Sunday, January 24, 2016

The Times, 19 May 1857, p. 9:

"Why indeed, should Hindostan or Hindoos change in accordance with what is considered the march of mind? Surely we have enough of paradox, enough of mingled science and superstition, strength and dotage, in the world nearer home...Why should not these enrolled Asiatic villagers revolt because the cartridge of the last invented rifle offends their creed of many thousand years" (112).

This quote is casting the Indian rebels in a negative light, essentially asking a presumptuous question that implies that nobody should be surprised that a bunch of superstitious savages revolted when one of their religious beliefs was challenged. Ironically, Britain has had its fair share of religious violence, so this quote is pretty hypocritical.

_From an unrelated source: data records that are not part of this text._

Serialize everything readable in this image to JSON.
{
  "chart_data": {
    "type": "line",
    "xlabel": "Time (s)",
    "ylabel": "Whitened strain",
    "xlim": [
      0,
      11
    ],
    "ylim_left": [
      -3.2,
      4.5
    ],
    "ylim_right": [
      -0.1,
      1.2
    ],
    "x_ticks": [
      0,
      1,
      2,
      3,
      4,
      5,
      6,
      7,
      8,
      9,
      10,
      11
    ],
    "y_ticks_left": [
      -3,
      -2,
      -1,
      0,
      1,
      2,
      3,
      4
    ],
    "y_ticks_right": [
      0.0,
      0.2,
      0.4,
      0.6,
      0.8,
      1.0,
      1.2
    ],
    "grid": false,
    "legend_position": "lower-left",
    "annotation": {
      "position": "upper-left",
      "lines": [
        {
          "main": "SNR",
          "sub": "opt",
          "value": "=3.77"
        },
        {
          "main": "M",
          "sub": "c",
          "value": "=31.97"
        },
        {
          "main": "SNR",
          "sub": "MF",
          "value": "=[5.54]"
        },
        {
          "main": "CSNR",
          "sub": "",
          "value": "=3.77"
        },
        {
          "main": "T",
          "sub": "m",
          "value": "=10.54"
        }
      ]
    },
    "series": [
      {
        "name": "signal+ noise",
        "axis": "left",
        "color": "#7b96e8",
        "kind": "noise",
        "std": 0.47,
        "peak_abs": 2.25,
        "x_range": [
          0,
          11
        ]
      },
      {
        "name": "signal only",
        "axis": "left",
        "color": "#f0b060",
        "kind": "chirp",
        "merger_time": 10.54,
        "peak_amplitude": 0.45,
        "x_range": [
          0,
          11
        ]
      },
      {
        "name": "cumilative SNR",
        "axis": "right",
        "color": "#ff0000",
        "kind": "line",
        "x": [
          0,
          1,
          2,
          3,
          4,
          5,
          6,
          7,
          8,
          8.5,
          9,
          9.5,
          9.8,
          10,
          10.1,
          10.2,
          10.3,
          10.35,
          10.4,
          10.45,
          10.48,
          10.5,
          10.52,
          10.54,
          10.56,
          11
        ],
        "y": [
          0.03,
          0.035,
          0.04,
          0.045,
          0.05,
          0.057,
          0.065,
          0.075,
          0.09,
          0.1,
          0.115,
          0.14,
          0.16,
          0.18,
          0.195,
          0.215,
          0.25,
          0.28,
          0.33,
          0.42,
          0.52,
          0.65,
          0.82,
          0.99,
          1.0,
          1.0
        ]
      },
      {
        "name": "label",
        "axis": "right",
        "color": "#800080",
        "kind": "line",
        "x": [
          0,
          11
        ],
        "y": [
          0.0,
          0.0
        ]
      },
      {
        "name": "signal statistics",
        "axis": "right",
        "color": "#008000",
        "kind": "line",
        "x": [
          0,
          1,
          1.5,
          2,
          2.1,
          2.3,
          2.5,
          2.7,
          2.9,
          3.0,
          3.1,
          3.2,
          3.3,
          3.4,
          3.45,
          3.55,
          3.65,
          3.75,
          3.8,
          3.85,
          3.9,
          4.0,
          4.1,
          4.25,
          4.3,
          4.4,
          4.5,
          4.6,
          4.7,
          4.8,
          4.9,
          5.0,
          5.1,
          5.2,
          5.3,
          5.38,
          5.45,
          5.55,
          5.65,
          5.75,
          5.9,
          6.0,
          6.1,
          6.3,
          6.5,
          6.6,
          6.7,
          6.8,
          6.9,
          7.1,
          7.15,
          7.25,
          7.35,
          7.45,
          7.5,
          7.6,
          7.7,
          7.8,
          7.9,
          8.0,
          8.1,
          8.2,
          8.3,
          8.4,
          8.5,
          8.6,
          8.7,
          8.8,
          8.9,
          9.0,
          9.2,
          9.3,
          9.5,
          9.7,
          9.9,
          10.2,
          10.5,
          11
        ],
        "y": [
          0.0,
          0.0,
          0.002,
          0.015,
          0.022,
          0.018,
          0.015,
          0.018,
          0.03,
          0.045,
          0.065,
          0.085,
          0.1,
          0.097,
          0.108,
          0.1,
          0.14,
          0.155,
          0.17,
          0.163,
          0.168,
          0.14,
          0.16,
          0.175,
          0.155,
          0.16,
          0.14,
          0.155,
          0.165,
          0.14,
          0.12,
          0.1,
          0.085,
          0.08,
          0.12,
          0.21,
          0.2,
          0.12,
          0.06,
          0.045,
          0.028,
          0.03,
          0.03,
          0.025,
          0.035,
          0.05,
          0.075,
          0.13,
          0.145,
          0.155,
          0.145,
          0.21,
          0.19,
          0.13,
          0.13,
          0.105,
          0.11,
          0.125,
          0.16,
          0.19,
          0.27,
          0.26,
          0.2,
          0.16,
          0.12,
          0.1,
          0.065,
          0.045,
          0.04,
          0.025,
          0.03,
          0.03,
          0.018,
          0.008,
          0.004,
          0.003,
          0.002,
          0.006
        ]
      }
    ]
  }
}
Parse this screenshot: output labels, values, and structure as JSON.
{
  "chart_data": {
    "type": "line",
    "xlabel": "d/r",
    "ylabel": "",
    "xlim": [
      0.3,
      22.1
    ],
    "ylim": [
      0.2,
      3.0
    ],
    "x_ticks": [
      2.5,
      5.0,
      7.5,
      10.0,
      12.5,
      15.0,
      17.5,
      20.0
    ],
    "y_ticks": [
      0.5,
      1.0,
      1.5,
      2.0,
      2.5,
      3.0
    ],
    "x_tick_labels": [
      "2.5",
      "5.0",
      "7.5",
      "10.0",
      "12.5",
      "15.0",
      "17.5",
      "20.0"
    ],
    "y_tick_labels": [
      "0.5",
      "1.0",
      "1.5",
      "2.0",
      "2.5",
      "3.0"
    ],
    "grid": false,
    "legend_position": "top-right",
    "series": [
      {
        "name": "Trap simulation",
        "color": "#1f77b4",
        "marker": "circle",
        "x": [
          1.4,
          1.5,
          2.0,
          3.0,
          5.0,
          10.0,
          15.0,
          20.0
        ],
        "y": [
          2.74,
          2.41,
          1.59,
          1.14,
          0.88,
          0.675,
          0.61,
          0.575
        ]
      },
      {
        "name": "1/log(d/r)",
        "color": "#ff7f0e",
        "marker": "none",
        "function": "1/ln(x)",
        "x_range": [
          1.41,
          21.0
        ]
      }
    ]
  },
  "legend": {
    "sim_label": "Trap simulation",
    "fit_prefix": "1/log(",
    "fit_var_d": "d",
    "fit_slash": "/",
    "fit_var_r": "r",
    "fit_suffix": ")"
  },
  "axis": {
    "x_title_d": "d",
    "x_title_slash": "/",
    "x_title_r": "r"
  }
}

A.H. Guernsey, 'The English in India', Harper's New Monthly Magazine, 25, 149 (1862), pp. 685-91

The practical exercise of power was in the hands of the servants of a soulless corporation on the opposite side of the globe, whose predominant feeling was contempt for the people over whom they were placed. Two hundred millions of human beings were under the absolute control of hardly one hundred thousand strangers in race and religion" (129).

Harper's New Monthly Magazine is a publication based in New York--its sympathetic feelings for the native Indians is directly related to the abolitionist cause that was going on in the United States at the time of this article's publishing.